All the recommendations made by the Naylor Review were accepted by the Government earlier this year including setting up an arms-length NHS Property Board to provide a strategic direction on estates and make sure they are developed in a way that benefits the service as a whole. Incentives will be agreed to aim for a ‘challenging’ target of £3.3bn land sales. The repairs backlog was rising and the risks posed by dilapidated buildings becoming more urgent: ‘We have to do something about this if we are not going to put patient safety in jeopardy,’ Sir Robert warned.

After the day’s discussion of how facilities management is becoming increasingly seen as a top-table, strategic function, it was appropriate that the final session of the conference was delivered by a rare if not unique creature: a chief workplace officer.

Simone Fenton-Jarvis outlined how Tinkl, which provides educational materials to teachers in 168 countries worldwide, was focused on the changing role of FM. It was expected to maintain clean and secure buildings to a high standard, she told the conference, but ‘it’s time to look beyond that’.

Effective workplaces could improve business productivity by as much as 3.5%, adding up to perhaps £70bn to the UK economy.

Yet only half of employees believe their workplace helps them to be more productive. Fenton-Jarvis saw her role as being a ‘super-connector’, sitting in between the core functions of HR, IT, FM and commercial real estate.

A chief workplace officer knows the right colleagues to turn to and is able to match the right people to the right opportunities, she said, adding that the position is now meaningful for the first time because so much more data is available to inform the role. This officer can develop integrated business cases and act as the interpreter between individual team/business unit needs and the infrastructure teams that deliver them.

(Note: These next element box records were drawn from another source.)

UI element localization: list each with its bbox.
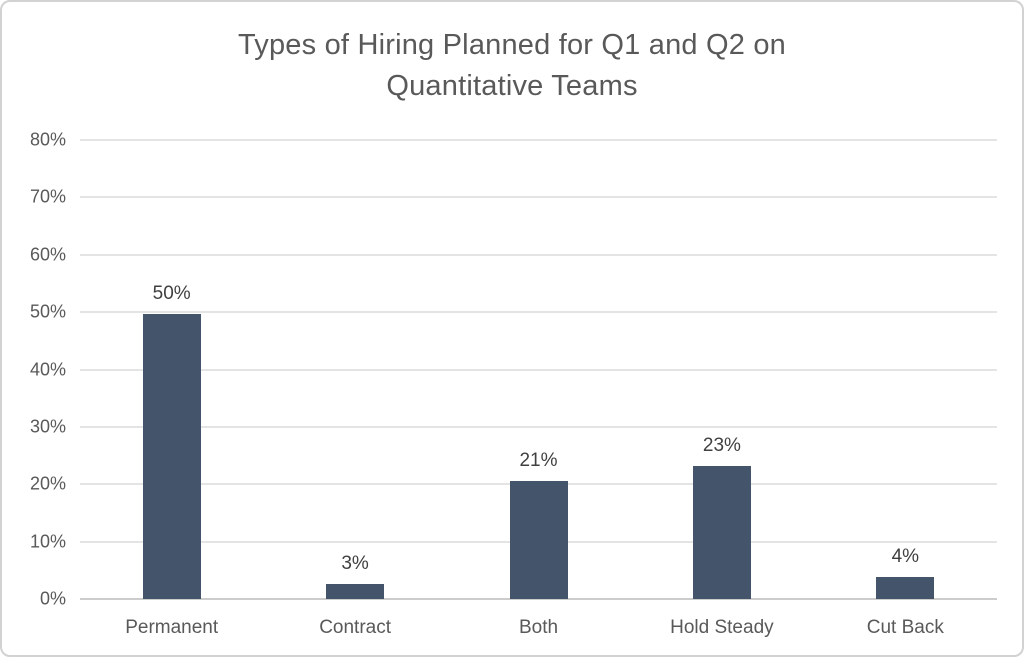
y-axis-tick-label: 50%	[29, 301, 66, 322]
bar-value-label: 4%	[891, 545, 920, 567]
x-axis-category-label: Permanent	[125, 617, 219, 638]
bar-value-label: 23%	[702, 434, 741, 456]
y-axis-tick-label: 60%	[29, 244, 66, 265]
y-axis-tick-label: 10%	[29, 531, 66, 552]
y-axis-tick-label: 80%	[29, 129, 66, 150]
x-axis-line	[80, 598, 997, 600]
y-axis-tick-label: 0%	[39, 588, 66, 609]
gridline	[80, 139, 997, 141]
gridline	[80, 253, 997, 256]
bar	[692, 465, 751, 599]
x-axis-category-label: Cut Back	[866, 617, 944, 638]
bar-value-label: 21%	[519, 449, 558, 471]
x-axis-category-label: Contract	[319, 617, 391, 638]
bar-value-label: 50%	[152, 283, 191, 305]
bar	[509, 480, 568, 599]
bar	[142, 314, 201, 599]
x-axis-category-label: Both	[518, 617, 559, 638]
gridline	[80, 196, 997, 199]
x-axis-category-label: Hold Steady	[670, 617, 774, 638]
gridline	[80, 311, 997, 314]
bar-value-label: 3%	[341, 553, 369, 575]
bar	[876, 576, 935, 599]
y-axis-tick-label: 70%	[29, 186, 66, 207]
y-axis-tick-label: 30%	[29, 416, 66, 437]
y-axis-tick-label: 20%	[29, 473, 66, 494]
bar	[326, 584, 385, 599]
gridline	[80, 425, 997, 428]
chart-title-line-2: Quantitative Teams	[386, 70, 638, 102]
chart-title-line-1: Types of Hiring Planned for Q1 and Q2 on	[237, 29, 787, 61]
y-axis-tick-label: 40%	[29, 359, 66, 379]
gridline	[80, 368, 997, 371]
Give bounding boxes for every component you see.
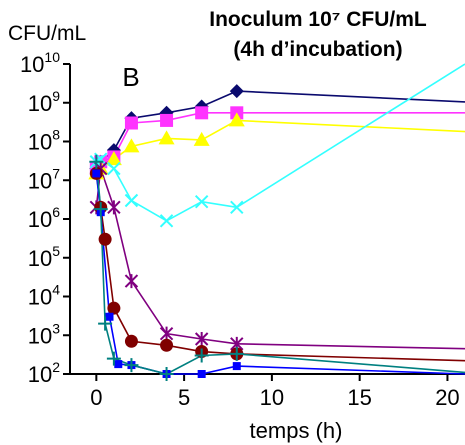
data-point-x — [124, 193, 139, 208]
series-trend-6 — [236, 365, 465, 375]
y-tick-base: 10 — [28, 91, 52, 116]
x-tick-label: 0 — [90, 385, 102, 410]
y-tick-exponent: 10 — [44, 49, 60, 65]
y-tick-label: 103 — [28, 320, 60, 348]
data-point-x — [230, 200, 244, 215]
y-tick-exponent: 6 — [52, 204, 60, 220]
x-tick-label: 20 — [435, 385, 459, 410]
data-point-diamond — [229, 84, 244, 99]
series-trend-2 — [236, 119, 465, 133]
data-point-star — [107, 200, 121, 215]
y-tick-label: 106 — [28, 204, 60, 232]
x-tick-label: 15 — [347, 385, 371, 410]
data-point-small-square — [92, 169, 101, 178]
y-tick-base: 10 — [28, 130, 52, 155]
data-point-circle — [107, 301, 121, 315]
y-tick-exponent: 2 — [52, 359, 60, 375]
data-point-square — [124, 116, 138, 130]
y-tick-base: 10 — [28, 168, 52, 193]
plot-area — [88, 63, 465, 381]
data-point-small-square — [105, 312, 114, 321]
series-trend-4 — [236, 343, 465, 350]
y-tick-label: 109 — [28, 88, 60, 116]
data-point-circle — [98, 232, 112, 246]
chart-title: Inoculum 10⁷ CFU/mL — [209, 8, 427, 31]
data-point-plus — [159, 367, 174, 381]
data-point-small-square — [197, 370, 206, 378]
y-tick-base: 10 — [28, 207, 52, 232]
y-tick-base: 10 — [28, 362, 52, 387]
data-point-triangle — [228, 112, 245, 127]
data-point-plus — [98, 316, 113, 331]
y-tick-label: 108 — [28, 127, 60, 155]
panel-label: B — [122, 62, 139, 92]
y-tick-label: 1010 — [20, 49, 60, 77]
y-tick-base: 10 — [28, 323, 52, 348]
series-trend-5 — [236, 353, 465, 362]
data-point-circle — [160, 338, 174, 352]
data-point-x — [107, 161, 121, 176]
data-point-star — [124, 274, 139, 289]
y-tick-exponent: 8 — [52, 127, 60, 143]
data-point-circle — [124, 334, 138, 348]
y-tick-exponent: 3 — [52, 320, 60, 336]
data-point-triangle — [158, 130, 175, 145]
y-tick-base: 10 — [28, 246, 52, 271]
series-trend-0 — [236, 90, 465, 103]
data-point-star — [159, 326, 174, 341]
data-point-triangle — [105, 151, 122, 166]
data-point-star — [194, 332, 209, 347]
y-tick-label: 102 — [28, 359, 60, 387]
y-tick-exponent: 4 — [52, 282, 60, 298]
chart-subtitle: (4h d’incubation) — [233, 38, 402, 61]
y-tick-exponent: 9 — [52, 88, 60, 104]
series-line-4 — [95, 168, 237, 345]
data-point-square — [160, 113, 174, 127]
data-point-x — [194, 194, 209, 209]
data-point-triangle — [123, 138, 140, 153]
data-point-plus — [93, 202, 108, 217]
data-point-plus — [89, 154, 104, 169]
y-tick-exponent: 5 — [52, 243, 60, 259]
series-trend-7 — [236, 353, 465, 374]
x-tick-label: 5 — [178, 385, 190, 410]
data-point-square — [195, 106, 209, 120]
data-point-x — [159, 214, 174, 228]
y-tick-base: 10 — [20, 52, 44, 77]
y-tick-base: 10 — [28, 285, 52, 310]
data-point-plus — [194, 348, 209, 363]
y-tick-label: 104 — [28, 282, 60, 310]
data-point-triangle — [193, 131, 210, 146]
data-point-small-square — [232, 362, 241, 371]
y-tick-exponent: 7 — [52, 165, 60, 181]
x-tick-label: 10 — [260, 385, 284, 410]
data-point-small-square — [114, 360, 123, 369]
data-point-plus — [229, 346, 244, 361]
y-tick-label: 107 — [28, 165, 60, 193]
series-trend-3 — [236, 63, 465, 209]
y-axis-label: CFU/mL — [8, 22, 86, 45]
y-tick-label: 105 — [28, 243, 60, 271]
data-point-plus — [106, 351, 121, 366]
x-axis-label: temps (h) — [250, 418, 343, 443]
series-line-7 — [95, 161, 237, 375]
data-point-plus — [124, 358, 139, 373]
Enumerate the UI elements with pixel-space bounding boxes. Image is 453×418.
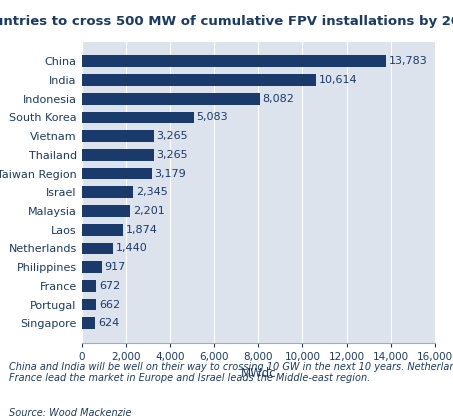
X-axis label: MWdc: MWdc [241, 367, 276, 380]
Bar [82, 224, 123, 235]
Text: 10,614: 10,614 [318, 75, 357, 85]
Text: 3,265: 3,265 [156, 131, 188, 141]
Text: China and India will be well on their way to crossing 10 GW in the next 10 years: China and India will be well on their wa… [9, 362, 453, 383]
Bar [82, 149, 154, 161]
Text: 5,083: 5,083 [197, 112, 228, 122]
Text: 13,783: 13,783 [389, 56, 427, 66]
Bar [82, 261, 102, 273]
Bar [82, 168, 152, 179]
Text: 672: 672 [99, 281, 120, 291]
Text: 624: 624 [98, 318, 119, 328]
Text: Source: Wood Mackenzie: Source: Wood Mackenzie [9, 408, 131, 418]
Text: 8,082: 8,082 [263, 94, 294, 104]
Text: 1,440: 1,440 [116, 243, 148, 253]
Text: 3,265: 3,265 [156, 150, 188, 160]
Text: 1,874: 1,874 [125, 225, 158, 235]
Bar [82, 93, 260, 104]
Bar [82, 299, 96, 311]
Bar [82, 112, 194, 123]
Bar [82, 318, 95, 329]
Text: 2,345: 2,345 [136, 187, 168, 197]
Text: 2,201: 2,201 [133, 206, 164, 216]
Text: 3,179: 3,179 [154, 168, 186, 178]
Bar [82, 205, 130, 217]
Bar [82, 130, 154, 142]
Bar [82, 74, 316, 86]
Text: 662: 662 [99, 300, 120, 310]
Bar [82, 186, 133, 198]
Text: 917: 917 [105, 262, 125, 272]
Bar [82, 280, 96, 292]
Bar [82, 56, 386, 67]
Text: Countries to cross 500 MW of cumulative FPV installations by 2031: Countries to cross 500 MW of cumulative … [0, 15, 453, 28]
Bar [82, 242, 113, 254]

She explained how her role had expanded over the last 18 months and her team now covers a range of functions including internal communications, leadership, culture, facilities and corporate social responsibility, ensuring ‘a strategically aligned workplace created to get the best out of our people’.

This had created an impressive range of outcomes: unprecedented levels of engagement among employees, an 18% increase in productivity, a 32% reduction in energy costs and a 21% reduction in building maintenance costs. The workplace would be free of single-use plastic by 2020.

Fenton-Jarvis described workplaces where you would know who is in the building at all times and their exact location, virtual reality could be used so that remote workers are ‘in the same space’ as office workers and a building management system uses artificial intelligence to allocate work based on employees’ skill sets, how nearby they are and the priority of the task.

Not only that, but the building itself would tell you when there was something wrong with it and would also monitor staff well-being, telling them, for example, ‘you’ve been sat down for two hours’ or ‘straighten your back’.

In this vision of the future - perhaps the quite near future, robots would carry out automated tasks that require no creativity or empathy and, because personnel were measured on their outputs rather than their time at work, there would be unlimited holidays.

That was the optimistic vision brought to life by the world’s first chief workplace officer as the conference drew to a close. The thoughts of the participants could be easily imagined: Wow! What’s not to like?